Meta class inheritance

Same rule as Options – inherit from AbstractSelection.Meta:

class Meta(AbstractSelection.Meta):
    verbose_name = "Task Priority Selection"

Missing this inheritance triggers system check warnings W009, W010, and W011.

Using options in your business models

Add ForeignKey fields from your business models to the Option model:

from django.db import models


class Task(models.Model):
    title = models.CharField(max_length=100)
    priority = models.ForeignKey(
        "yourapp.TaskPriorityOption",
        on_delete=models.SET_NULL,
        null=True,
        blank=True,
        related_name="tasks",
    )
    status = models.ForeignKey(
        "yourapp.TaskStatusOption",
        on_delete=models.SET_NULL,
        null=True,
        blank=True,
        related_name="tasks",
    )

Tip

Using on_delete=models.SET_NULL with null=True is recommended. Since options use soft deletes, this prevents cascading deletions of your business data if an option is hard-deleted.

Model relationships

The following diagram shows how the models relate to each other:

Model relationships diagram

Model relationships detail

Managers and querysets

The package automatically adds an objects manager and an unscoped manager to every Option and Selection model.

OptionManager methods

Create options programmatically:

# Create a custom option for a specific tenant
option = TaskPriorityOption.objects.create_for_tenant(
    tenant=my_tenant,
    name="Urgent",
)

# Create a mandatory default option
option = TaskPriorityOption.objects.create_mandatory(name="High")

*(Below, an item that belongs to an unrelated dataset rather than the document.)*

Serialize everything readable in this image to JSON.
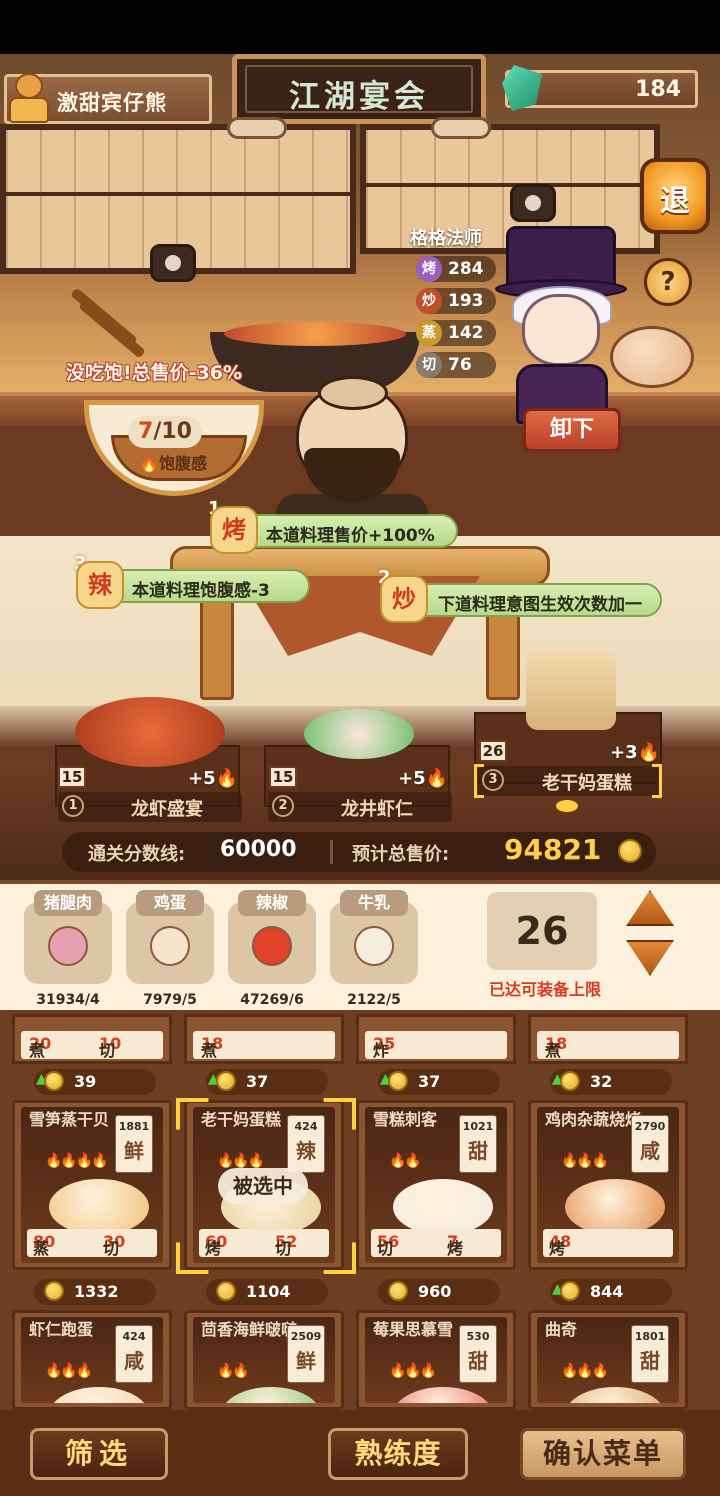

# Create an optional default option
option = TaskPriorityOption.objects.create_optional(name="Medium")

OptionQuerySet methods

Query options with tenant-aware filtering:

# All options available to a tenant (mandatory + optional + tenant's custom)
TaskPriorityOption.objects.options_for_tenant(tenant)

# Only options the tenant has selected
TaskPriorityOption.objects.selected_options_for_tenant(tenant)

# Only active (non-deleted) options
TaskPriorityOption.objects.active()

# Only deleted options
TaskPriorityOption.objects.deleted()

# Only custom options (created by tenants)
TaskPriorityOption.objects.custom_options()

SelectionManager methods

The Selection model’s manager provides the same tenant-aware methods:

# Options available to a tenant (through the selection model)
TaskPrioritySelection.objects.options_for_tenant(tenant)

# Currently selected options for a tenant
TaskPrioritySelection.objects.selected_options_for_tenant(tenant)

The unscoped manager

Every model also has an unscoped manager that includes soft-deleted records:

# Get all options, including deleted ones
TaskPriorityOption.unscoped.all()

Use this for administrative views or data cleanup tasks. The default objects manager excludes soft-deleted records.

Soft delete operations

# Soft delete (sets the `deleted` timestamp)
option.delete()

# Hard delete (actually removes from database)
option.delete(override=True)

# Restore a soft-deleted option
option.undelete()

# Bulk restore
TaskPriorityOption.unscoped.filter(deleted__isnull=False).undelete()

Custom managers and querysets

If you need custom query methods, subclass the package’s managers and querysets:

from django_tenant_options.models import OptionQuerySet, OptionManager


class CustomOptionQuerySet(OptionQuerySet):
    def high_priority(self):
        return self.active().filter(name__in=["Critical", "High"])


class CustomOptionManager(OptionManager):
    def get_queryset(self):
        return CustomOptionQuerySet(self.model, using=self._db)


class TaskPriorityOption(AbstractOption):
    objects = CustomOptionManager()
    # ... rest of model definition

Warning

Custom managers must inherit from OptionManager (or SelectionManager for Selection models). Custom querysets must inherit from OptionQuerySet (or SelectionQuerySet). If they don’t, the package’s filtering methods won’t be available, and Django system checks will flag the issue.